Dr. Jessika Kissling, an obstetrician/gynecologist from Penn State Health St. Joseph Women’s Services, described the host of problems drug addiction can cause pregnant mothers and their babies at the Women’s Caucus of the Pennsylvania County Commissioners Association annual conference Aug. 7 in Reading.
Kissling and Kirsten Benjamin, director of Women and Children’s Services, emphasized the importance of standardized screenings to help identify potential problems during prenatal care visits.

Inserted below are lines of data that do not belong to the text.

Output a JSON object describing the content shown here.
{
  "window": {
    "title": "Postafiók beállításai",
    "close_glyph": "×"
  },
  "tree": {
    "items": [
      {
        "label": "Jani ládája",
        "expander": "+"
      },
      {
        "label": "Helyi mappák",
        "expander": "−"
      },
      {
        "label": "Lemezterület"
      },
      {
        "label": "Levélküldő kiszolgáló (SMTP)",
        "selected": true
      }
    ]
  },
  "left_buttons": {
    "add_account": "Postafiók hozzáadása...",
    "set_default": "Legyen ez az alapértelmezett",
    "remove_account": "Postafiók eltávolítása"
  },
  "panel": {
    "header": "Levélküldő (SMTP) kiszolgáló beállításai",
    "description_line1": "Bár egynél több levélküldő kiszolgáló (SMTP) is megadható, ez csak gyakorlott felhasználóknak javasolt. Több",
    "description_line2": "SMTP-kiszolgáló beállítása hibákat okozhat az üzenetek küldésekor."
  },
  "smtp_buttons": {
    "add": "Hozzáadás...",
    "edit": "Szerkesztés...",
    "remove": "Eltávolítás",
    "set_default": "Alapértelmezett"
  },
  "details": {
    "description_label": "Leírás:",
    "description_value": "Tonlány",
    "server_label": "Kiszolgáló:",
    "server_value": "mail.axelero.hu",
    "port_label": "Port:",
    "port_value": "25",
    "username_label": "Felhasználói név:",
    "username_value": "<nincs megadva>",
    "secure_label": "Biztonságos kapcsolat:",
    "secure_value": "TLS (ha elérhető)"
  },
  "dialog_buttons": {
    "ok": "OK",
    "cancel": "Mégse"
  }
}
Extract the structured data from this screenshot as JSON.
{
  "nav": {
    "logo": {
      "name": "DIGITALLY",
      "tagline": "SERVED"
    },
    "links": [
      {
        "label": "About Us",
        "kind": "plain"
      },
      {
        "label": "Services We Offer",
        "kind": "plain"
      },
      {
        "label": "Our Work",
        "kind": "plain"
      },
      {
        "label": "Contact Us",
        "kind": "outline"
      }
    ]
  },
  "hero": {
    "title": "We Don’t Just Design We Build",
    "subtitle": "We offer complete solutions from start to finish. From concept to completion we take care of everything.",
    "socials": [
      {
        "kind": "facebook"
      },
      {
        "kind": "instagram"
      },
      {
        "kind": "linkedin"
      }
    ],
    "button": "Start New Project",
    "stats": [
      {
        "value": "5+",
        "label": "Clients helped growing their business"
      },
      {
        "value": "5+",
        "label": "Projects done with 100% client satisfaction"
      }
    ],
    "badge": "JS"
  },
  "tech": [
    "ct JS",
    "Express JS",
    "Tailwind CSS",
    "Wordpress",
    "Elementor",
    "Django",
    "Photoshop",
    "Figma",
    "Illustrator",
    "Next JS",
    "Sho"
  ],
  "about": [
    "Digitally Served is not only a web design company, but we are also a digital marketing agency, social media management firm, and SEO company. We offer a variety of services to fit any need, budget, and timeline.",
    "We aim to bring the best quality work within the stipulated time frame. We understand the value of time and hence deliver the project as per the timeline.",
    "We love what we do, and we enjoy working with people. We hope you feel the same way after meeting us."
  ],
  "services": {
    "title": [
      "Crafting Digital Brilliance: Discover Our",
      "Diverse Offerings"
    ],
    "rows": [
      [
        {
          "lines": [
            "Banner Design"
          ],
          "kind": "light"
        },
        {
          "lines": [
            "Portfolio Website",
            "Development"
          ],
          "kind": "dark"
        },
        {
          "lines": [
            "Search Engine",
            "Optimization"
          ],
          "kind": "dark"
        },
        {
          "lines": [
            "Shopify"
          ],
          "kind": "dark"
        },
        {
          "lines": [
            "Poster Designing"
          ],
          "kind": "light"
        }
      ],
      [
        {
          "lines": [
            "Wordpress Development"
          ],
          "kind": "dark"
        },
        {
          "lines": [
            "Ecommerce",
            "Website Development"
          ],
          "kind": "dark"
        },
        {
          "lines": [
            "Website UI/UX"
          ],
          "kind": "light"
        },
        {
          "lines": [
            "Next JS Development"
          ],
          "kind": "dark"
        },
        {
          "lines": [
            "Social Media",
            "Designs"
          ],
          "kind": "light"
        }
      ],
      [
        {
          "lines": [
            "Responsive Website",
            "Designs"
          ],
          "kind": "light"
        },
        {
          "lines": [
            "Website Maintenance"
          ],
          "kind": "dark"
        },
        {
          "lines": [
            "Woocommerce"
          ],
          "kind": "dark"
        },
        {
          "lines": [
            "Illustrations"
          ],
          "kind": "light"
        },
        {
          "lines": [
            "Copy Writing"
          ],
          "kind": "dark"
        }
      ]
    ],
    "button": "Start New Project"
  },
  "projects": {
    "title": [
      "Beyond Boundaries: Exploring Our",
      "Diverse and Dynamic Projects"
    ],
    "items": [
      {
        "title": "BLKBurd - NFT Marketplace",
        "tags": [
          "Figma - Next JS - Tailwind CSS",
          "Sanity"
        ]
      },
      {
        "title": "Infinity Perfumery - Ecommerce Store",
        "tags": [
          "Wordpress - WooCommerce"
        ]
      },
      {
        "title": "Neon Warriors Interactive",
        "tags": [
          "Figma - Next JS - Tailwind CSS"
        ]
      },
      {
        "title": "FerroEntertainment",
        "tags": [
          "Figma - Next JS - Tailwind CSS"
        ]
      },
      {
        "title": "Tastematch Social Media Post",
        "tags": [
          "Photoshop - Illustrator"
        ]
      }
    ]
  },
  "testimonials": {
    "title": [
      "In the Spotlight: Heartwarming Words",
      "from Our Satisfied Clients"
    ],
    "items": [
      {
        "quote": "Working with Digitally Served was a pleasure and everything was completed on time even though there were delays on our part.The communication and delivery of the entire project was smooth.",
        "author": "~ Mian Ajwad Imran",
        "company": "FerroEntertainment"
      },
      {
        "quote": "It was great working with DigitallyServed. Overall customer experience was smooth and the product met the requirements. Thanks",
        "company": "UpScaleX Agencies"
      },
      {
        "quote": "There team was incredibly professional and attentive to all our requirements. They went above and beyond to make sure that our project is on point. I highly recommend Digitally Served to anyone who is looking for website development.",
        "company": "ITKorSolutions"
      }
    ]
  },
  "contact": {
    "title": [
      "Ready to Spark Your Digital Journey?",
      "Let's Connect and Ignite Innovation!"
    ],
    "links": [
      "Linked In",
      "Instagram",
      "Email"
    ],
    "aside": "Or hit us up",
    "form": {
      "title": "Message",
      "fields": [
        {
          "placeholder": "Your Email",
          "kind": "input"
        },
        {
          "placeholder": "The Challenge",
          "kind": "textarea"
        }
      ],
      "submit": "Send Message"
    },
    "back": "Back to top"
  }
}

Benjamin highlighted some staggering statistics:
- An average of 15 per 1,000 babies are born in Pennsylvania hospitals with Neonatal Opioid Withdrawal Syndrome (NOWS). Greene County has 76 per 1,000 babies born in hospitals with NOWS.
- NOWS babies stay in the Neonatal Intensive Care Unit for an average of 17 days, five times longer than the average newborn stays in the well newborn nursery.
- The cost to Pennsylvania Medicaid for that care was $14.1 million dollars in 2017. From Jan. 1, 2018, to June 8, 2019, 2,788 babies were born in Pennsylvania exhibiting symptoms of NOWS.
Kissling and Benjamin participated in a question-and-answer session and discussed the value of community programs such as housing, transportation, counseling and nutrition to support pregnant women who have addiction issues.